(15e) Establishing a Platform Escherichia coli Strain to Generate Xylose-Derived Value-Added Products

Authors: 
Wang, J., University of Georgia
Shen, X., University of Georgia
Yuan, Q., Beijing University of Chemical Technology
Yan, Y., University of Georgia
Xylose is the most abundant C5 sugar in lignocellulosic biomass and also represents a source of carbon from non-edible feedstocks. Here, we report the construction of a platform Escherichia coli strain for the production of high value compounds via the nonphosphorylative xylose metabolism. Firstly, a 3,4-dihydroxybutanal over-producing pathway was constructed by efficient enzymes screening and host strain engineering. Then two 3,4-dihydroxybutanal dehydrogenases were identified to efficiently convert 3,4-dihydroxybutanal into 3,4-dihydroxybutyric acid (3,4-DHBA), which is the hydrolyzed form of 3-Hydroxy-γ-butyrolactone (3HBL). 3HBL is one of the top value-added building block for synthesis of various drugs and nutraceuticals.
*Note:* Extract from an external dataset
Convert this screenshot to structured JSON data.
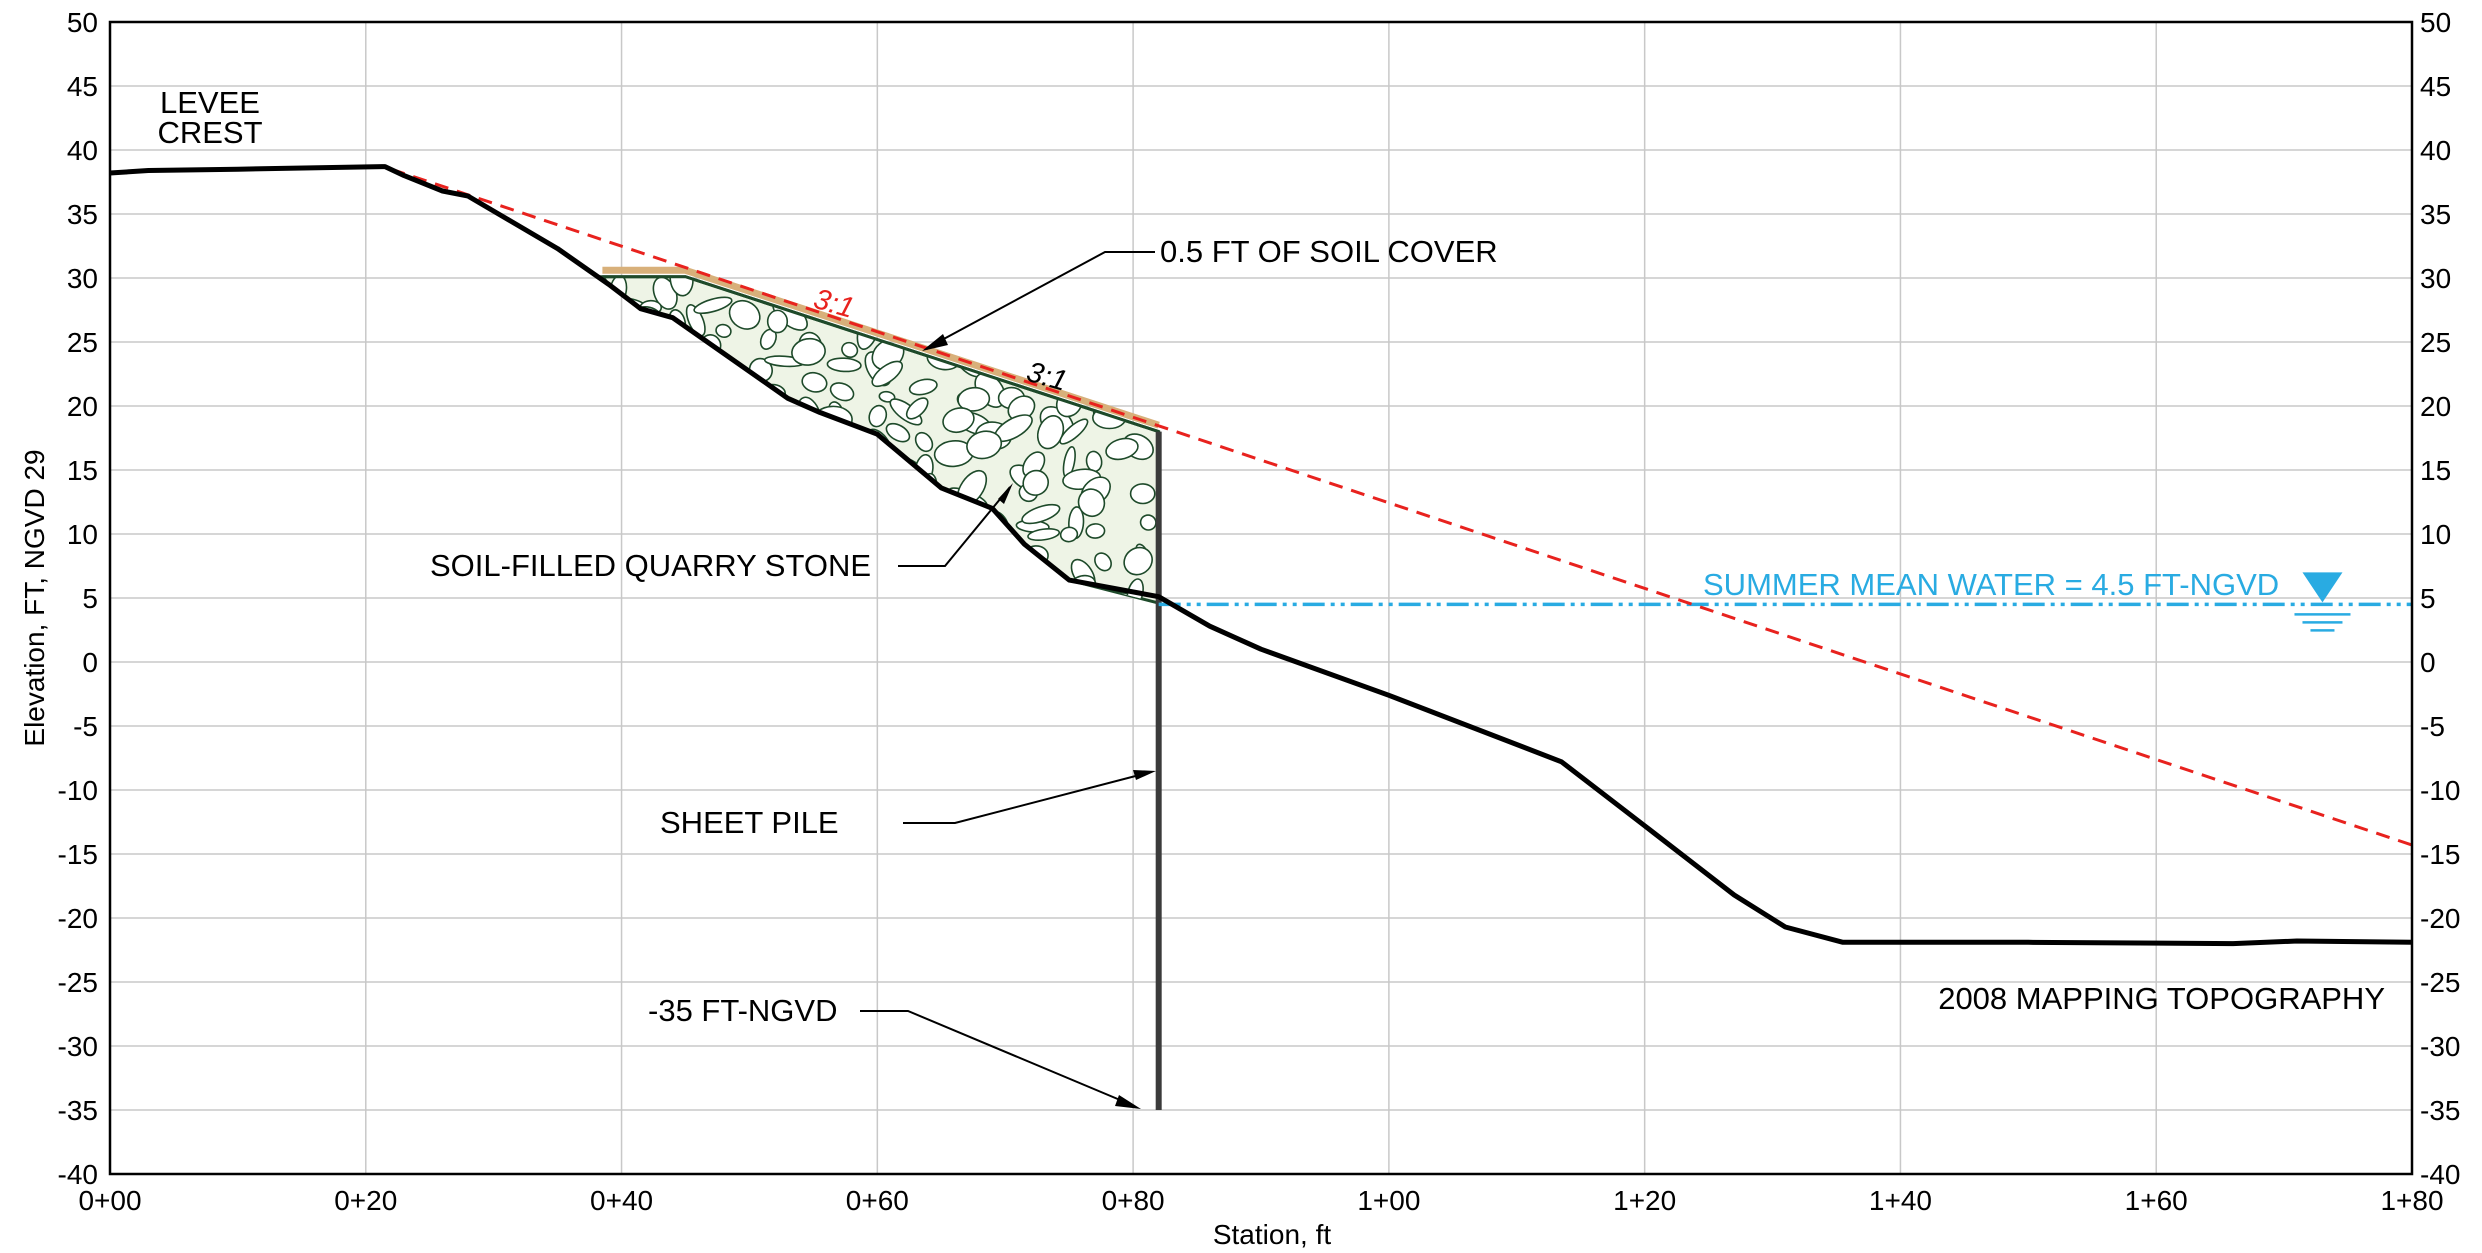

This novel 3,4-DHBA biosynthetic pathway produced 1.27 g/L of 3,4-DHBA in shake flasks, which is the highest titer reported so far. The application of this platform was further demonstrated by building an artificial pathway for biosynthesis of 1,4-butanediol (1,4-BDO). The 3,4-dihydroxybutanal over-producing strain was transformed into a 1,2,4-butanetriol (1,2,4-BTO) over-producing strain by over-expression of endogenous alcohol dehydrogenase, which enabled 1.5 g/L 1,2,4-BTO produced from xylose. Then the Klebsiella oxytoca diol dehydratase was engineered to achieve non-native catalysis of 1,2,4-BTO into 1,4-BDO by a series of rational protein engineering strategies. Those efforts enabled 209 mg/L 1,4-BDO produced via a novel metabolic route from xylose. This work demonstrates great potential for large-scale production of 3,4-DHBA and sets an example to build novel biosynthetic pathways via rational protein engineering.